Anyone can be extraordinary!

That’s the mantra, and not only is it a lie, but also perpetuates an extremely toxic culture of perfectionism. The irony is blatant, if anyone and everyone could achieve ‘greatness’ and be ‘extraordinary,’ the ideology would lose all its charm and appeal. Human nature is such that we thrive upon carefully constructed facades of both physical and moral fortitude – the pattern can be seen from Ancient Greece’s heroes to Marvel’s Avengers. We purposefully create fantastical stories of indestructible superheroes and gallant knights; we love idolizing celebrities and placing them upon precariously high pedestals. In an attempt to compensate for our inescapable morality and cosmic powerlessness, we hold out this hope to live a truly ‘notable’ life. Hope is a powerful emotion, more so when it is false.

This hope becomes damaging once we inevitably start holding ourselves up to completely unattainable standards of perfection. It creates a toxic mindset of ‘It’s either perfect or nothing!’ and a tendency to continuously compare our skills, talents, achievements, and lives to others, blind to the nuances of differing circumstances, aptitudes, and potentials. By measuring our success according to definitions set by others, we invalidate our own individualism. Needless to say, it’s also extremely damaging to our self-esteem, which in turn becomes a breeding ground for depression and anxiety. Why have we nurtured this culture of unachievable perfectionism?
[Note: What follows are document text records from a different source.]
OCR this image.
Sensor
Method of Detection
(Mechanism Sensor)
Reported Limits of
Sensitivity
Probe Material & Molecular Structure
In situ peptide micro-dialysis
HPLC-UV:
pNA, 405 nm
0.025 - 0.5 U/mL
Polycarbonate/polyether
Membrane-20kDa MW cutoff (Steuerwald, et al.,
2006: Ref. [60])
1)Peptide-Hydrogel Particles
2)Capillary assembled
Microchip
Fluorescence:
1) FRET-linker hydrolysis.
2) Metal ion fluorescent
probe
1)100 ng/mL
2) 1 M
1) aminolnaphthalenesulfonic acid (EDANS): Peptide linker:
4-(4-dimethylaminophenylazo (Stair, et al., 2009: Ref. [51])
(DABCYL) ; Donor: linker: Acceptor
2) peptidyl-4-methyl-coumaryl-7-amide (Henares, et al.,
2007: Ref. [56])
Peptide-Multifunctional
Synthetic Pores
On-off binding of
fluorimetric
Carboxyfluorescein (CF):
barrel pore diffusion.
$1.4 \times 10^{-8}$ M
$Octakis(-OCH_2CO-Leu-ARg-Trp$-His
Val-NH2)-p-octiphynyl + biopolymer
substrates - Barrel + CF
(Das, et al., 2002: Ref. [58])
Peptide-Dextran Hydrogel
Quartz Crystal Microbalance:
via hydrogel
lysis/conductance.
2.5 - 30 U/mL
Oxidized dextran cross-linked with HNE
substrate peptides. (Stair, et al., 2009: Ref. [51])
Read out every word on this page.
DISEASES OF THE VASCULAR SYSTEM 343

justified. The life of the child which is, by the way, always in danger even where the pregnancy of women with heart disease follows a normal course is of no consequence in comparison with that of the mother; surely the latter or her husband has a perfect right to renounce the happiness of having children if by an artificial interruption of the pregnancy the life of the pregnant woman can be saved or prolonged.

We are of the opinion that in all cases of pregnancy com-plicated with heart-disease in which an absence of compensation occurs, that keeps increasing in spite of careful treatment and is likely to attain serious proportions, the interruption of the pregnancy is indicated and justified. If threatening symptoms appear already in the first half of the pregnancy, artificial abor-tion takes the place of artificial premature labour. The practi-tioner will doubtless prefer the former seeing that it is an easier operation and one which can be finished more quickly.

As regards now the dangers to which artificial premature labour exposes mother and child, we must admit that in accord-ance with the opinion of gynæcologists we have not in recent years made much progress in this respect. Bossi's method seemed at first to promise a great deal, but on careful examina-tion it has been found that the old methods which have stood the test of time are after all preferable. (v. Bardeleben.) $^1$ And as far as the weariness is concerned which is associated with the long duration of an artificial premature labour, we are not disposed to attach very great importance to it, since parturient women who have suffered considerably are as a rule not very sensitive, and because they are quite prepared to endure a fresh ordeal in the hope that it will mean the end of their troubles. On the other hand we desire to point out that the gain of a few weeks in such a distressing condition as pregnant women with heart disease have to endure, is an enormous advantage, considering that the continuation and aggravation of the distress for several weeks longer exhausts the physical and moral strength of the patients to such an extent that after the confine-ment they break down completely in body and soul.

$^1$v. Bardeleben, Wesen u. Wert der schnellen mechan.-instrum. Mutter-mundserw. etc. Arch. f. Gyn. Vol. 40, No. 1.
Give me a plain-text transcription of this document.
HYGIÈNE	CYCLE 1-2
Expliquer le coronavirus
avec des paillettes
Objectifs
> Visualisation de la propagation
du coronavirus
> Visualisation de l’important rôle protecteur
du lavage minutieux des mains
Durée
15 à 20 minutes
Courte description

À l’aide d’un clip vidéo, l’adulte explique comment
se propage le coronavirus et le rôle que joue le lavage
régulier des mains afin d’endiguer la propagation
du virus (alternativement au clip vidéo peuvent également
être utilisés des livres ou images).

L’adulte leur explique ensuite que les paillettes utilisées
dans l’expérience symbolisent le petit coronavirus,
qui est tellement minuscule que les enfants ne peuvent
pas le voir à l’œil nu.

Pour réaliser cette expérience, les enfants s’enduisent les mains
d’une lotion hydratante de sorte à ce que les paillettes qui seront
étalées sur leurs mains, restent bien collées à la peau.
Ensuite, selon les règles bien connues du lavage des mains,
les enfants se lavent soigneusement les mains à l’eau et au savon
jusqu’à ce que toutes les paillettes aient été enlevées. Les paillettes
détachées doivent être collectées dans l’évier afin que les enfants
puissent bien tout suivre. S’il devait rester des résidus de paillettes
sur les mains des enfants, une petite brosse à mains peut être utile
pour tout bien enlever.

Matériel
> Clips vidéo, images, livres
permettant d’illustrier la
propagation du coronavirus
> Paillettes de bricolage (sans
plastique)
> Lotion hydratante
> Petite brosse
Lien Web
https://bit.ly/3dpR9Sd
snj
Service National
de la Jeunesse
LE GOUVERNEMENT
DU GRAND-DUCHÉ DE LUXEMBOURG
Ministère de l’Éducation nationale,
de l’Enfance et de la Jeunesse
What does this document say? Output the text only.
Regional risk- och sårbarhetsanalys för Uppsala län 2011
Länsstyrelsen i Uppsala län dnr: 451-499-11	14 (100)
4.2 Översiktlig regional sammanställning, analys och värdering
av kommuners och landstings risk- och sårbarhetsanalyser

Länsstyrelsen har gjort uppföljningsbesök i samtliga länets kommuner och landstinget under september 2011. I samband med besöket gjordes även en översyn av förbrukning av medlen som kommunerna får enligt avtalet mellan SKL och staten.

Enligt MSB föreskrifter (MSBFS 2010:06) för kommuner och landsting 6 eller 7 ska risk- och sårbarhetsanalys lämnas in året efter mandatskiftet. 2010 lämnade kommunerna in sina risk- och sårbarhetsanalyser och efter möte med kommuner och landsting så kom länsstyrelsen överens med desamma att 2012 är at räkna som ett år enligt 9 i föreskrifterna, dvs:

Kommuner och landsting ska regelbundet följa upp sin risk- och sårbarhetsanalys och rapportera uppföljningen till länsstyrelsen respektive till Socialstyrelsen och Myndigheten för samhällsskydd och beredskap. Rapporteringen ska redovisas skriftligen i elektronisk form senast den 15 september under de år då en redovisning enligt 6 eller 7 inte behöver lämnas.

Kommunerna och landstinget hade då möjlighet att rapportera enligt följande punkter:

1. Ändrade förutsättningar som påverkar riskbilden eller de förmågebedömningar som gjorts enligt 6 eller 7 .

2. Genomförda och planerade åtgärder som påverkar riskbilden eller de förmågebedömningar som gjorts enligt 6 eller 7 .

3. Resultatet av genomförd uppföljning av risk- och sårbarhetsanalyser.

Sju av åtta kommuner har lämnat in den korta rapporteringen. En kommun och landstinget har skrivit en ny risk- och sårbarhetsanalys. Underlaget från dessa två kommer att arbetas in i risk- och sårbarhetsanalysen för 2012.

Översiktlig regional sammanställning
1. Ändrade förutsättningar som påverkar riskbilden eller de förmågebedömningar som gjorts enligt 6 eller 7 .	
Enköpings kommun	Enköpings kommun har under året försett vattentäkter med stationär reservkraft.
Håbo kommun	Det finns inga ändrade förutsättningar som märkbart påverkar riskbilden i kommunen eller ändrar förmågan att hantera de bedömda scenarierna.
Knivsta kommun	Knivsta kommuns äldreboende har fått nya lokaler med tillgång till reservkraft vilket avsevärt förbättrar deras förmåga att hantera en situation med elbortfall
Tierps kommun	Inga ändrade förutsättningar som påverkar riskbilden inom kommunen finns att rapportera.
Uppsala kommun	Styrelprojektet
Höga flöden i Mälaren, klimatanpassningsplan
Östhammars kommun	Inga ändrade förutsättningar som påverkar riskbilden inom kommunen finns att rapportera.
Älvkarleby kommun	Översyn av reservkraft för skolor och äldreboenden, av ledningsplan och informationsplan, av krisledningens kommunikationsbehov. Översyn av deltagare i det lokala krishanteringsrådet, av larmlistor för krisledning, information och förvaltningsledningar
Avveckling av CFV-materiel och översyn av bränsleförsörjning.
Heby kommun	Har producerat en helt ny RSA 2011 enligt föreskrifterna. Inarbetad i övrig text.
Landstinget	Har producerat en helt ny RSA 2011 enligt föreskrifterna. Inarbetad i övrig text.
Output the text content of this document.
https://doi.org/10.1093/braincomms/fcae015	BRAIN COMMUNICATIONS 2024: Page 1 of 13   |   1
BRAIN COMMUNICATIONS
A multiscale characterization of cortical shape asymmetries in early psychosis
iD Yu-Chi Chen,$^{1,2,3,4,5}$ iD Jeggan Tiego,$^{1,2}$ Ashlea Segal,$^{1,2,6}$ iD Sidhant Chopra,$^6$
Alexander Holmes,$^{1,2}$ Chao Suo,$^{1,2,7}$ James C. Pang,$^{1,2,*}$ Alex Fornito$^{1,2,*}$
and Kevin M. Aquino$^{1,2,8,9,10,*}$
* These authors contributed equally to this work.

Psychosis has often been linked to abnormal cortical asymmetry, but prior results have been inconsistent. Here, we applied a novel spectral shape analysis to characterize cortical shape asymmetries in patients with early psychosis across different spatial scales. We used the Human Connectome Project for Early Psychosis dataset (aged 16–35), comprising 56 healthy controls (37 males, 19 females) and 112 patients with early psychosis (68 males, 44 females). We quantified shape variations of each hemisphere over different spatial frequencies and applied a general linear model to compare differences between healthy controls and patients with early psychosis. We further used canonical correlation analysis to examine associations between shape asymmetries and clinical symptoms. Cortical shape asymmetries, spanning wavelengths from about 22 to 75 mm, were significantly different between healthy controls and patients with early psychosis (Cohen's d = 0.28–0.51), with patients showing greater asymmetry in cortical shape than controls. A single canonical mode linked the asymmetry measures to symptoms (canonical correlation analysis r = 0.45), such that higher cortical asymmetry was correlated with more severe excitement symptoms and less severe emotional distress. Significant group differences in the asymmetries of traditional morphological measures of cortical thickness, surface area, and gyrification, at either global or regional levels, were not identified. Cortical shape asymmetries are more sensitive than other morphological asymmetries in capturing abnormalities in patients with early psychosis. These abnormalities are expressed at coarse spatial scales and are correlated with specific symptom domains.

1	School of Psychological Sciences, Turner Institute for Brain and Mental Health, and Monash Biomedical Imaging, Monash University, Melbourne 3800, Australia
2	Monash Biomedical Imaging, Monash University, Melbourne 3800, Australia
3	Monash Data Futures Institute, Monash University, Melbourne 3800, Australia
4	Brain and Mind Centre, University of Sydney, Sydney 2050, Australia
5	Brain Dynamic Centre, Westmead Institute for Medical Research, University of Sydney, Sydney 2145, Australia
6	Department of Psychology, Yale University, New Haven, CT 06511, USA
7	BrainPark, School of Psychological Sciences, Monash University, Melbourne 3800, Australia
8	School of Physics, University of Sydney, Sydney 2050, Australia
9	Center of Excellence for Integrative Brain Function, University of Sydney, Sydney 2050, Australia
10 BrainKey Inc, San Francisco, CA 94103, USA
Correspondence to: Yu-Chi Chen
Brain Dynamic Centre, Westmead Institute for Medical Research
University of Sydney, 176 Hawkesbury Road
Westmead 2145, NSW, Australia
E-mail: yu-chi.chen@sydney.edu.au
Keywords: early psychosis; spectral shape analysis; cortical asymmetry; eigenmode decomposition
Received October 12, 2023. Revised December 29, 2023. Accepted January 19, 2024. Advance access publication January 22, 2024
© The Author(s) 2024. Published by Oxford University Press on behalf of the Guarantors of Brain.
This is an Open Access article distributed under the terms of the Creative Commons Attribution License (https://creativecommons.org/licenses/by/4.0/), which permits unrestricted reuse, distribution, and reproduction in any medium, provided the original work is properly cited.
Why have we deemed being average as a colossal failure at life itself? Ironically, this very tendency to aim for exceptionalism ultimately hinders our ability to try our best. A prevalent fear of ‘failure’ prevents us from trying at all. Immense self-doubt and the pressure to excel at everything on the first try limits our capabilities.

Given that most of humanity aside from the top one percent exists in the grey areas, where life is ‘just average,’ why are we so afraid of mediocrity? To acknowledge and accept that most of our lives are consumed by utter mundaneness and routines is actually the most exhilarating feeling of all. Recognizing the limited scope of our lives allows for a true appreciation for what life essentially is- it allows us to celebrate the seemingly unimportant moments and appreciate what we usually ignore. As a society, we’ve forced ourselves to put a price tag on everything, wherein we have to somehow materially contribute to justify our very existence. I think it’s more worthwhile to realize the importance of just living without trying to prove something continuously, to focus more on the present, rather than worrying about the future, to know that it is enough to just have lived — that it is okay to just be. Mediocrity as a goal is discouraging; however, mediocrity as a result needs to be normalized.

To conclude, you and I? We’re actually quite insignificant and average in the grand scheme of things, and that’s okay. It is okay to be just okay.